I will start with this basic question to address the complaint: Have you ever seen a CEO at an event lifting boxes and processing orders? The CEO is the company figure head. I was there to meet and greet and represent the product. I hire people to lift boxes (because frankly I have a disability and cannot do it anyway), but the expectation that the company figure head should be on the floor doing the detailed work, which even in the office I don't do (I have an operations manager and she's awesome). Then it hit me! She saw this as women's work. Had I been a man, I seriously doubt she would have complained at all nor would she have expected I do the labor. I'm absolutely certain of this assertion. It was because I was a woman. A male CEO would have automatically carried greater respect (you can disagree but it's still a man's world).

Part of the problem is we still don't have a lot of female CEOs and business owners. The numbers have grown, but still we're behind, especially CEOs of major Fortune 100 companies.
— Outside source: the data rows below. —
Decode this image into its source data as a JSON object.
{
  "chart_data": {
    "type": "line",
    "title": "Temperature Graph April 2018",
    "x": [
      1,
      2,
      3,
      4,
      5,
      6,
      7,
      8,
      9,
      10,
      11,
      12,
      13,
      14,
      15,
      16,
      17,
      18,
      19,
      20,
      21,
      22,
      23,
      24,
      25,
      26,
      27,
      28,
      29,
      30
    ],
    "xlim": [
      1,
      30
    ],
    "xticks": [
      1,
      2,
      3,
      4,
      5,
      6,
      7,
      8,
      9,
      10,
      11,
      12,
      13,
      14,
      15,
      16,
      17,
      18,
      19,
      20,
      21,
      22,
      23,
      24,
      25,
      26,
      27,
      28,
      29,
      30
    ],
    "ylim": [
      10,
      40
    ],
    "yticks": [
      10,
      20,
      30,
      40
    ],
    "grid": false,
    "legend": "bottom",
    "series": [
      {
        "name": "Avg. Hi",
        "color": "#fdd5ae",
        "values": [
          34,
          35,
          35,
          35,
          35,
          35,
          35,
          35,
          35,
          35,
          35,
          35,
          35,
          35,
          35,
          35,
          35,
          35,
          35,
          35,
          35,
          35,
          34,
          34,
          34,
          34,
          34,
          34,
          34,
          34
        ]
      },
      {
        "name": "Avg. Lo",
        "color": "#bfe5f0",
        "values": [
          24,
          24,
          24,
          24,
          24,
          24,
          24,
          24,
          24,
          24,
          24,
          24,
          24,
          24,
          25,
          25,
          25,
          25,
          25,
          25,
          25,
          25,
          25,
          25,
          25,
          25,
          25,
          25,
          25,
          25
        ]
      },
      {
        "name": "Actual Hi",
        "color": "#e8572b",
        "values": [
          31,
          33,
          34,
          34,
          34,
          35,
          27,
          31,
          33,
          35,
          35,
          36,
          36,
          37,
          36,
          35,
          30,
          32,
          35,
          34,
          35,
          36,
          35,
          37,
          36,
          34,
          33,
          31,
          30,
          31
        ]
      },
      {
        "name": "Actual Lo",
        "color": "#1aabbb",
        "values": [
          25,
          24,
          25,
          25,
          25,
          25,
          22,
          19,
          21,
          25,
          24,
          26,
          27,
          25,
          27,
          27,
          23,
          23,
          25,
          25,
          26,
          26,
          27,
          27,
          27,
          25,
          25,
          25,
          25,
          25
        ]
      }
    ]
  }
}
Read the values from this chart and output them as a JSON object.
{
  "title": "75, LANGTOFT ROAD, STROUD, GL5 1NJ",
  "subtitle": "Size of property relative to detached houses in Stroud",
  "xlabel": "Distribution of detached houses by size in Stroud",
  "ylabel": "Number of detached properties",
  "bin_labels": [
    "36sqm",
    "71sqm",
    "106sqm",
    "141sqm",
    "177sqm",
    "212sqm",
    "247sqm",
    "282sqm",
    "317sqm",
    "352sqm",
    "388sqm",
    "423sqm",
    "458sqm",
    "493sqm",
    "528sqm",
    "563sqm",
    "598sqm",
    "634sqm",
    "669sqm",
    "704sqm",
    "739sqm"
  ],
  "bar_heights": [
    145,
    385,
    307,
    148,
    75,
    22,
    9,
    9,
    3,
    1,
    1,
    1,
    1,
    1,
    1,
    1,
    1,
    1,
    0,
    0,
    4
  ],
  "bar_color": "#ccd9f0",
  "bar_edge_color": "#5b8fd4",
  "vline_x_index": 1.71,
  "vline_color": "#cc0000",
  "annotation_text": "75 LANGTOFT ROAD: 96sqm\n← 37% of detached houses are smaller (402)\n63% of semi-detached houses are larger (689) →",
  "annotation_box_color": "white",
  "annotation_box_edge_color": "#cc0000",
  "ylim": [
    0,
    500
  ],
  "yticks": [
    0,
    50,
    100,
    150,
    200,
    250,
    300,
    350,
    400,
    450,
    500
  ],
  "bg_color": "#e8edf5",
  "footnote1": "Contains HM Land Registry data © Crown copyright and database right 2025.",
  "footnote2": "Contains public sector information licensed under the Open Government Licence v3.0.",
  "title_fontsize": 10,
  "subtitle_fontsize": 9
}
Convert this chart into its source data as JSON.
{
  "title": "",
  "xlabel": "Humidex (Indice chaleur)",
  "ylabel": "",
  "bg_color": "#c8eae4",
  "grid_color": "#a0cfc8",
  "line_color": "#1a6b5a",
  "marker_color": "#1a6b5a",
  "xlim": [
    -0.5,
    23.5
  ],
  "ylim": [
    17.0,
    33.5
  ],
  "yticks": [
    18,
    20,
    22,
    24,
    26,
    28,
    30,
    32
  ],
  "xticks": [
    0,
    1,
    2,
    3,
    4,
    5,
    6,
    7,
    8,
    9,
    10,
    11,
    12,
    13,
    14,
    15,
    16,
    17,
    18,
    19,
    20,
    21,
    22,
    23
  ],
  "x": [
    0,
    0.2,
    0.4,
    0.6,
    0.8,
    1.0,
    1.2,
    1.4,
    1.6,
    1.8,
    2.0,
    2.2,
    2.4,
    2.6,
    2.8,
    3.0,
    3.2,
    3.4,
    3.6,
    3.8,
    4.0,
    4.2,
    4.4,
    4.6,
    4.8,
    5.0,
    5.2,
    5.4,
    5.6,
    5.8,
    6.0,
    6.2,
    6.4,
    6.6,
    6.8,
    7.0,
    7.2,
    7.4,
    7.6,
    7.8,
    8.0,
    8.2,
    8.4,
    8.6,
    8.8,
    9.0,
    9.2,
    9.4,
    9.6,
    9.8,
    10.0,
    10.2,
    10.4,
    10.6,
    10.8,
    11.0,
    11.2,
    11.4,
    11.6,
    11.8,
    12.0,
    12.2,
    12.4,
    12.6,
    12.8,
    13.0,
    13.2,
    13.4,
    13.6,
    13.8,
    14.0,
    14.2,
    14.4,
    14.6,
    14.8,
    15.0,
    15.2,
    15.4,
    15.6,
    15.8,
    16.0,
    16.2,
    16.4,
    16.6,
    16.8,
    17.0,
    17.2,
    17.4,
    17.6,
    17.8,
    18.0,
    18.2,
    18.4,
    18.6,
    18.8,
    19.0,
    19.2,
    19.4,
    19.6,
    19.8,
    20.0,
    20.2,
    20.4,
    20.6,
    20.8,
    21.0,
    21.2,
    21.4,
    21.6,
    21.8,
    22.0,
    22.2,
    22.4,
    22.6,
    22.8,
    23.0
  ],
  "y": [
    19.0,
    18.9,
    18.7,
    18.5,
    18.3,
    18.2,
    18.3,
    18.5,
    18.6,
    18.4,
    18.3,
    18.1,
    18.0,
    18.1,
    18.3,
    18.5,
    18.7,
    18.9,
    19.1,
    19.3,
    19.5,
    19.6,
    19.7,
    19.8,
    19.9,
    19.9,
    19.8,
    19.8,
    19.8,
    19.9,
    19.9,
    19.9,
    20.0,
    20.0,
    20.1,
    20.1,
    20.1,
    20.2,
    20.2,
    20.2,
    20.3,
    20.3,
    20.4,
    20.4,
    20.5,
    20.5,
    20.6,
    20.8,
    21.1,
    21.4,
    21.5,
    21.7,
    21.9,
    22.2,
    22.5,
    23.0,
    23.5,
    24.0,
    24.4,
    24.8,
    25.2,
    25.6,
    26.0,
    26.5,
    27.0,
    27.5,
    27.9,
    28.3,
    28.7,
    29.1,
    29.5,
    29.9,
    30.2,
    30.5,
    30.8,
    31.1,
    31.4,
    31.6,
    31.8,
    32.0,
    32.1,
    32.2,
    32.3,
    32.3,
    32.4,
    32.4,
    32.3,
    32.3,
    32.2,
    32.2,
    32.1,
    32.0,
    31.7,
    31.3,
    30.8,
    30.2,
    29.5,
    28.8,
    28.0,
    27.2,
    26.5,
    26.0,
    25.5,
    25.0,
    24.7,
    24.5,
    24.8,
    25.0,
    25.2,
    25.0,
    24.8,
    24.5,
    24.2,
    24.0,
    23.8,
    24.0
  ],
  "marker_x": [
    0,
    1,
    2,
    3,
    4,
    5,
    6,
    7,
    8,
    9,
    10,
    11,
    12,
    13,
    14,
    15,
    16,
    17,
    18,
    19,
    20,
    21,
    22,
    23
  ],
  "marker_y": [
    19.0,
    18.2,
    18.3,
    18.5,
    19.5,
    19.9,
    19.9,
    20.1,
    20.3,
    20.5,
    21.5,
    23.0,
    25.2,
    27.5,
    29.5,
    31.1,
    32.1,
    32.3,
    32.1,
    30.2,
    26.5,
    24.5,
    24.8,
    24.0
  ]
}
No CEO standing at a party in a business suit would have heard the complaint I heard. I have never been one to dwell on my gender as a hindrance, and I won't even today. Hard work and mental outlook and attitude always prevail over petty prejudice. But in evaluating that situation and wondering why someone would have made up such an unreasonable expectation of the company CEO, it realized why (well, at least partially why ... some people can have the perfect experience and still rain on the parade).